Last Saturday there was an official opening for the most recent bridge to be completed in Copenhagen … the Cirkelbroen that crosses the south end of Christianshavns Kanal where it re-enters the harbour opposite the Royal Library.

Cirkelbroen is part of a much wider plan to link together routes for cyclists to cross the harbour and for pedestrians to walk through Christianshavn and Holmen. Two new bike and pedestrian bridges opened on Holmen this summer. Another major bridge over the harbour for cyclists and pedestrians near the Skuespilhuset, the Royal Danish Theatre, is close to being finished and the construction of another bike bridge further south down the harbour has just been announced.

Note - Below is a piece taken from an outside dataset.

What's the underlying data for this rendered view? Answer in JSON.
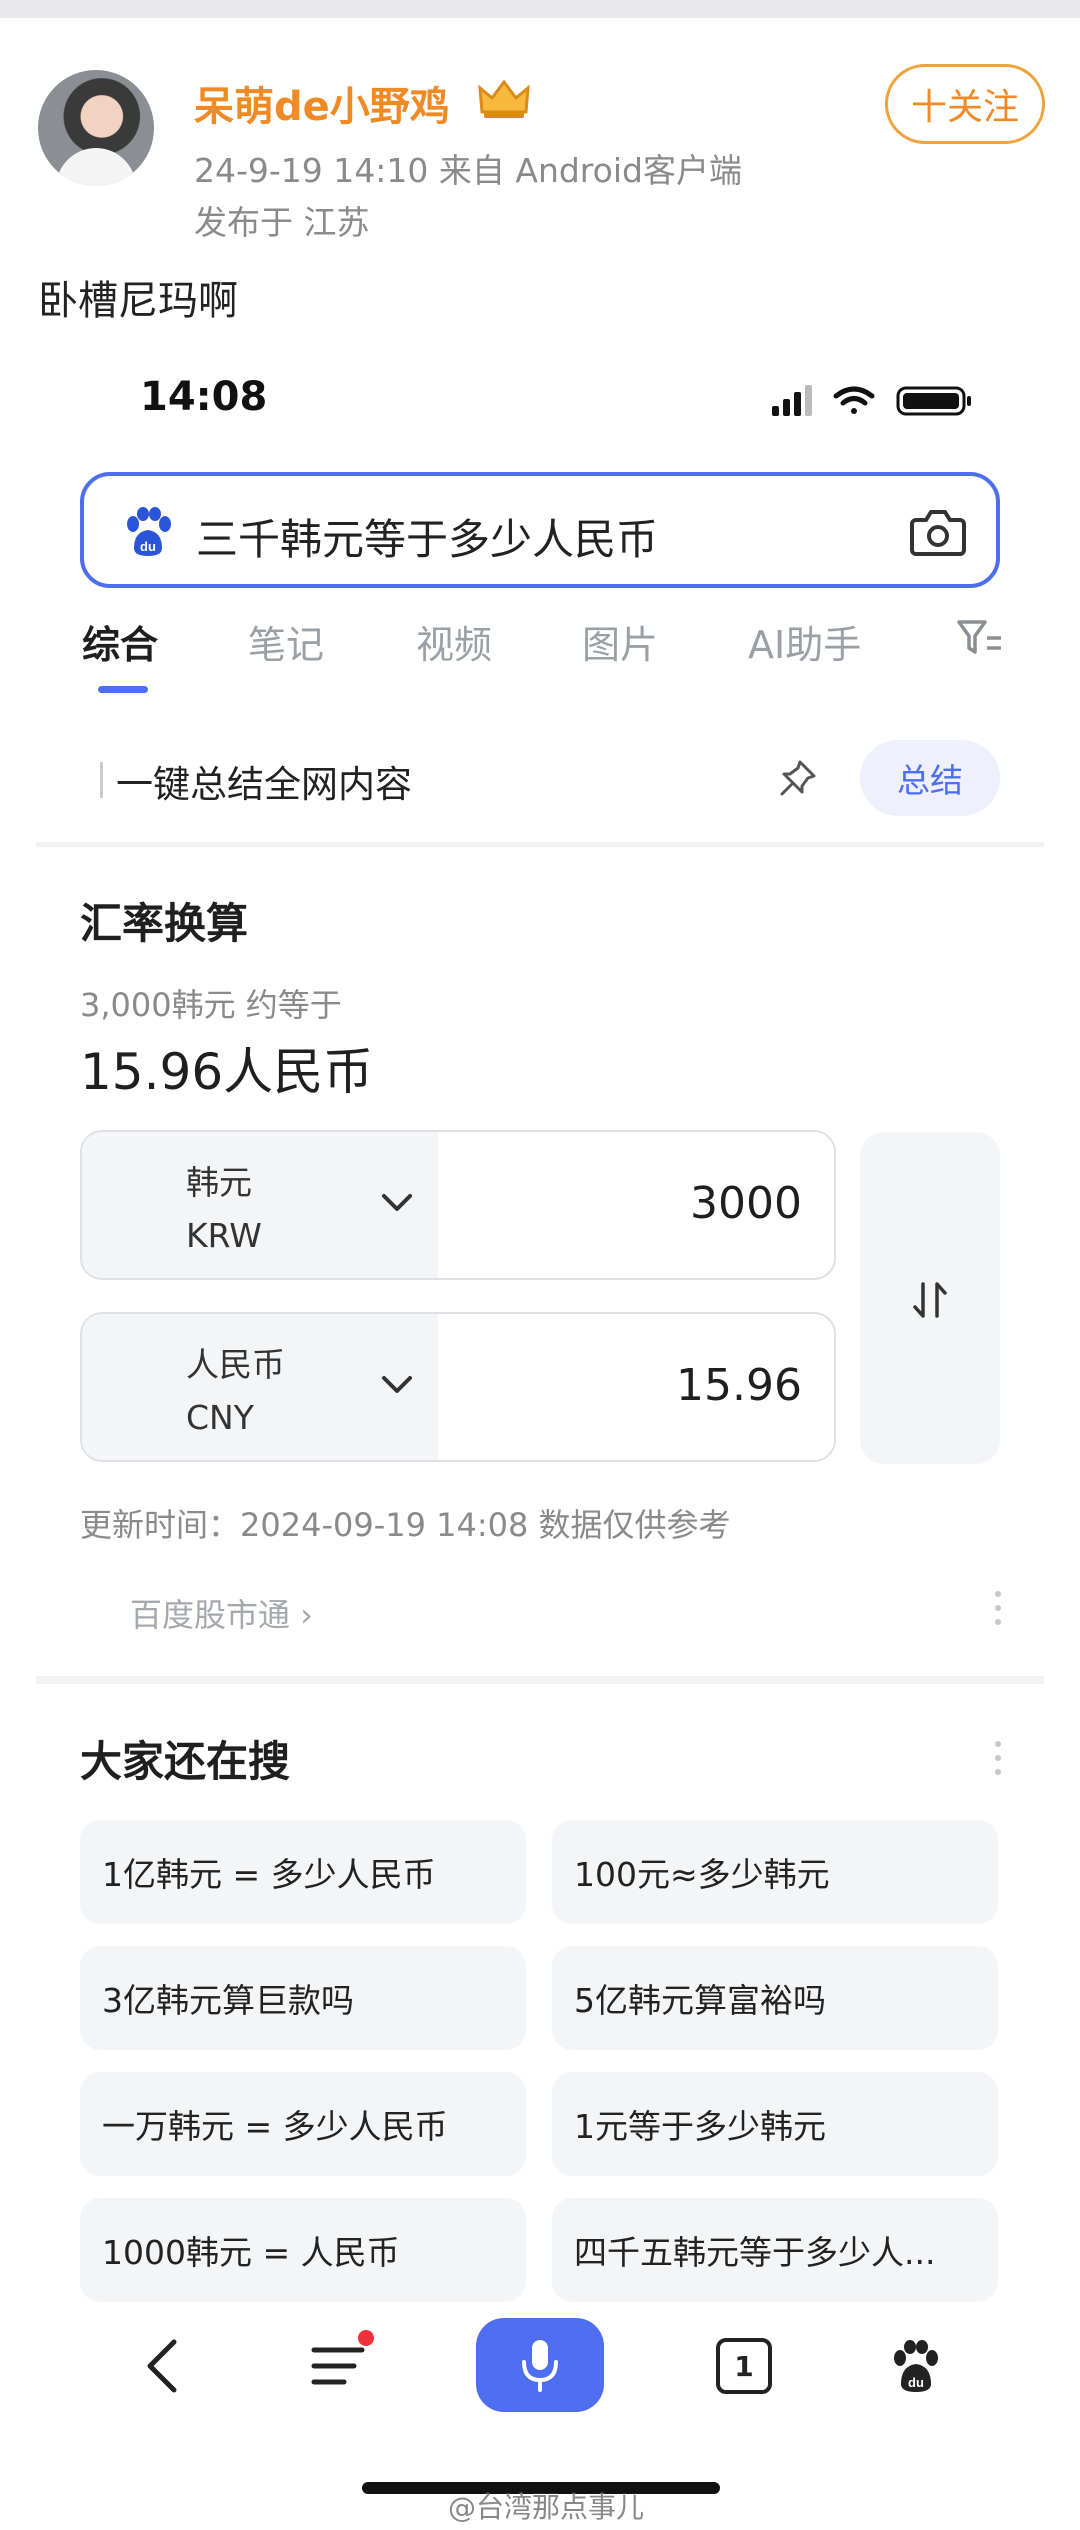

Last night, walking back from supper out, I cut around Christianshavn to see the finished bridge and to take photographs. Cirkelbroen was designed by the Olafur Eliasson Studio in Berlin and has a very unusual construction with a series of interlocking circles forming the bridge deck. These are supported by what look like a series of ships' masts and the circles will pivot apart to allow taller boats to leave or enter the canal from the main harbour.

Olafur Eliasson, the Icelandic/Danish artist, explained the form of the bridge in an interview published on the archdaily site and there are diagrams and videos on the artists own site show how the bridge opens.

“While working on the bridge, I remembered the fishing boats I saw as a child in Iceland. In the harbour, the boats were often moored right next to each other, and it sometimes seemed that you could even cross the harbour just by walking from boat to boat.”

“As many as 5,000 people will cross this bridge each day. I hope that these people will use Cirkelbroen as a meeting place, and that the zigzag design of the bridge will make them reduce their speed and take a break. To hesitate on our way is to engage in bodily thought. I see such introspection as an essential part of a vibrant city.”

When I visited Your Rainbow Panorama by Eliasson at ARoS in Aarhus I had expected children to be running around the circuit - the art gallery was packed out with school parties who were all really well behaved but even so … Then when I got up to the roof-top walkway I was amazed that people slowed right down, walking slowly, talking quietly, looking out over the city. It can’t always be like that but the calm and peace were impressive.

Equally, at Louisiana last summer with his Riverbed installation, I have rarely seen so many people quietly lost in thought as they walked slowly through the galleries. Amazing.

Last night I expected a tangle of cyclists and walkers - it is unusual for cyclists in Copenhagen to slow down for anything - but again people were standing around in small groups admiring the engineering, talking quietly, or leaning against the railing of the bridge to admire this new place to stop to look out over the harbour. Cyclists slowed down. Great. Long may it last.